Last week I mentioned that URAH Holdings (URAH) appeared to have been treated rather unfairly by the market, given that it has gone into emerald production on time and on budget. The guess as to why the shares were down was that after recent good news some felt the company was due a cash call. But this has not been the case, with the company already having cashed up ahead of production getting underway a couple of months ago. The 40% rise last week is a fair re-rate. However, one would think that the stock should be on the right side of 2p versus 1.75p currently.

One of the negative surprises of the week in the small cap area -and where the market may have been wrong in the way it was wrong with regard to URAH, was the stonking RNS from Hydrogen Utopia (HUI). Here HUI’s Ohrid Organics doing a deal with world leader in cannabis Canopy Growth should have doubled the share price. Instead, nothing happened. Returning to the Paul McCartney analogy, this is a bit like him playing / writing a song for your new album. But one supposes that once England win the Euros and people are focused again, the value will out.

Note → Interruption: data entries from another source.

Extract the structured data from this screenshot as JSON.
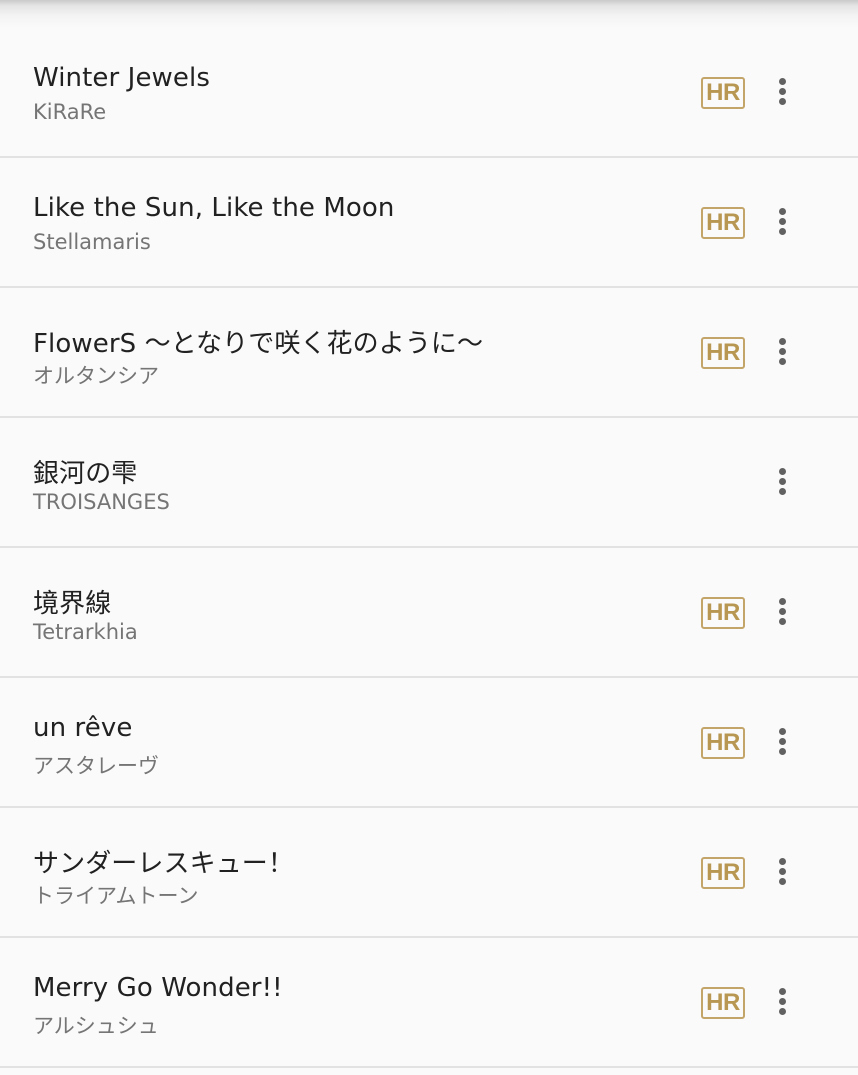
{
  "songs": [
    {
      "title": "Winter Jewels",
      "artist": "KiRaRe",
      "badge": "HR"
    },
    {
      "title": "Like the Sun, Like the Moon",
      "artist": "Stellamaris",
      "badge": "HR"
    },
    {
      "title": "FlowerS 〜となりで咲く花のように〜",
      "artist": "オルタンシア",
      "badge": "HR"
    },
    {
      "title": "銀河の雫",
      "artist": "TROISANGES",
      "badge": null
    },
    {
      "title": "境界線",
      "artist": "Tetrarkhia",
      "badge": "HR"
    },
    {
      "title": "un rêve",
      "artist": "アスタレーヴ",
      "badge": "HR"
    },
    {
      "title": "サンダーレスキュー！",
      "artist": "トライアムトーン",
      "badge": "HR"
    },
    {
      "title": "Merry Go Wonder!!",
      "artist": "アルシュシュ",
      "badge": "HR"
    }
  ],
  "icons": {
    "menu": "more-vert-icon"
  },
  "colors": {
    "background": "#fafafa",
    "divider": "#e2e2e2",
    "title": "#212121",
    "artist": "#757575",
    "badge": "#b89752",
    "menu_dots": "#616161"
  }
}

Of course, the epic saga of what is wrong with the UK stock market, and what can be done about it continues. This week on Linkedin I saw a post by Chris Mayo, Head of Primary Markets, Americas, LSEG. It reminded us that in only quarter of people in the UK versus two thirds in the USA own shares. The main issue here is perhaps the Englishman’s home being their castle. Why take the risk of the stock market when bricks and mortar are a dead cert?  But for me, this is not so much the issue as the type of people involved in the market: the journeymen, the charlatans who pretend to be millionaire investors and then join a scuzzy platform, and all the weasels attempting to make money from investors and companies, while having no interest or knowledge of the market.

It was interesting that the Economist this week wrote about the potential takeover of Hargreaves Lansdown, the deliciously overpriced stockbroker which has been doing so since 1981. Presumably, once H-L takes the private equity cash, the service will be even more expensive.  Of course, like the Financial Times, The Economist is an anti-capitalist publication (due to the lack of capitalist journalists), writing about the capital markets. I noted that the FT actually backed Labour in the General Election, whilst stating its unbiased credentials.

Finally, this week I noticed that one of the better performers on Aquis this year is Ananda Developments (AQSE:ANA). I have been really impressed by the cardiac fibrosis news at the company, if only on the basis that it may save my life. Ahead of that (I hope) on Wednesday July 17th there is The Pub Test” Investor Evening featuring Ananda. This event is co-hosted by our friends at Aquis Exchange and our new friends at InvestorHub and will take place at Samuel Pepys, Stew Ln, London EC4V 3PT, starting at 6:00 PM. “The Company’s CEO, Melissa Sturgess, will engage in a fireside conversation designed especially for private investors. This setting offers a unique opportunity for attendees to interact directly with company executives, ask questions, and network with fellow investors.”

I have registered to attend, even though I did not receive an invite directly, but a friend forwarded his invite, so phew! Happy to sign autographs etc.